Ganzhou, a non-tourist location, is crucial to the Chinese government’s aim to strengthen the yuan and influence global commodities markets. Ganzhou, the “Rare Earth Kingdom” and “Tungsten Capital of the World,” is more than its revolutionary history, covering more territory than Maryland and having a population as huge as New York City.
Ganzhou is famous in the mineral business since it’s the headquarters of the China Rare Earth Group, a state-owned conglomerate formed in 2021 by three large rare earth firms. Ganzhou supplies over 70% of China’s rare earth minerals, supplying 90% of world demand. The Ganzhou Rare Metal Exchange, founded in 2019, facilitates spot trading of tungsten, rare earth goods, and clean energy transition minerals like cobalt, boosting the city’s prominence.

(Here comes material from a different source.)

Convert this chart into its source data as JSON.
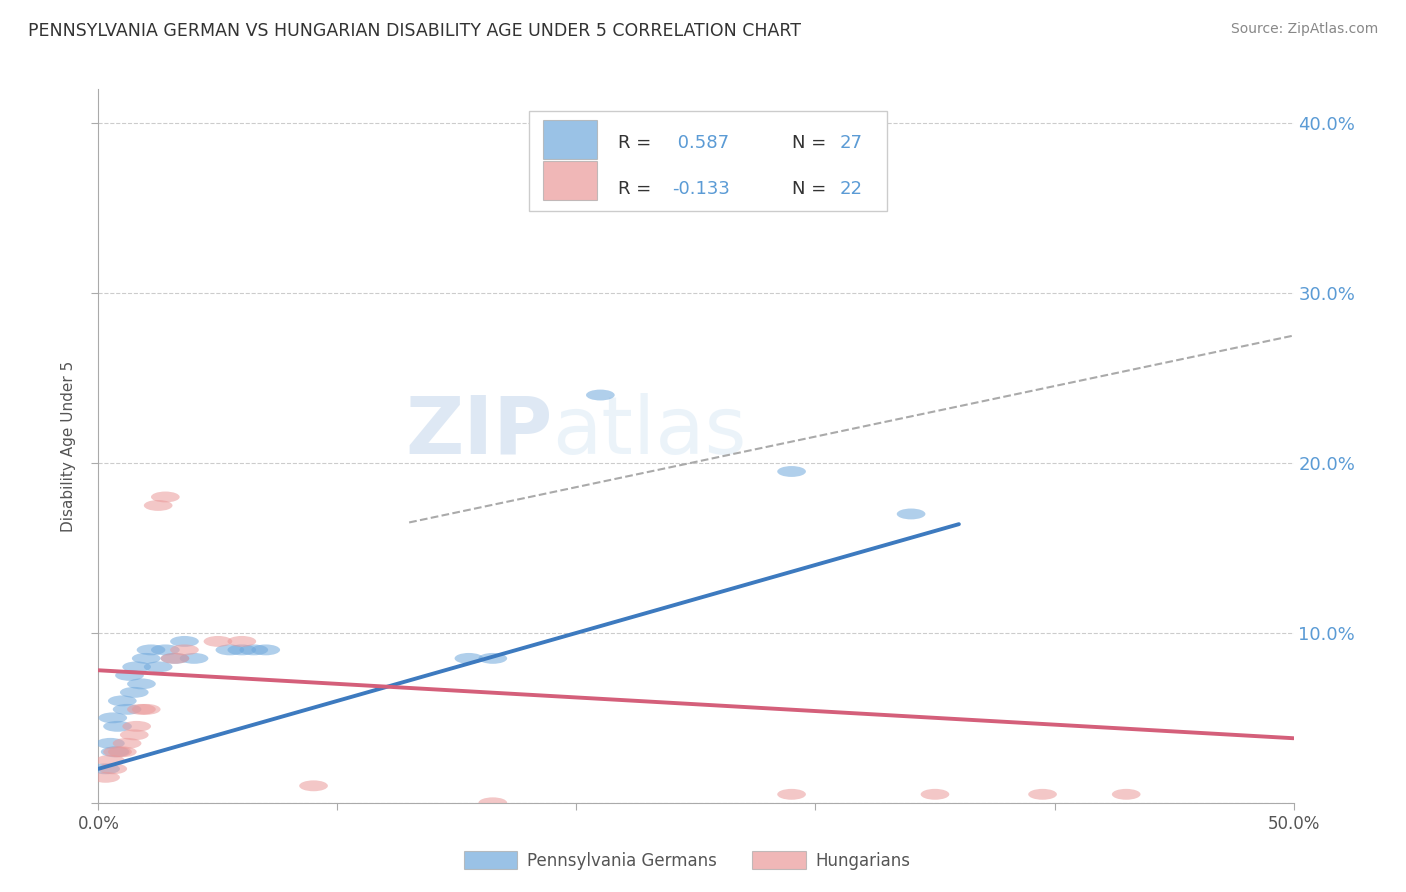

This strategic action supports China’s goal of increasing the renminbi’s prominence in global commodities pricing to create a non-dollar financial system. China wants to strengthen its financial security and lessen vulnerabilities in the dollar-dominated global economy by expanding commodities markets in industrial towns.
Chinese authorities say these measures are defensive against dollar liquidity crunches and geopolitical crises, not to dethrone the dollar. Chinese financial regulators worry about vulnerabilities and call for financial system protection amid U.S.-China geopolitical and trade tensions.
Vice chairman of the China Securities Regulatory Commission Fang Xinghai warned of the possibility of being pulled from the U.S. dollar-based global payment system and urged risk mitigation. The narrative emphasizes China’s cautious stance, worst-case scenario thinking, and the need for state-owned companies to protect themselves from international penalties, especially in a Taiwan military war.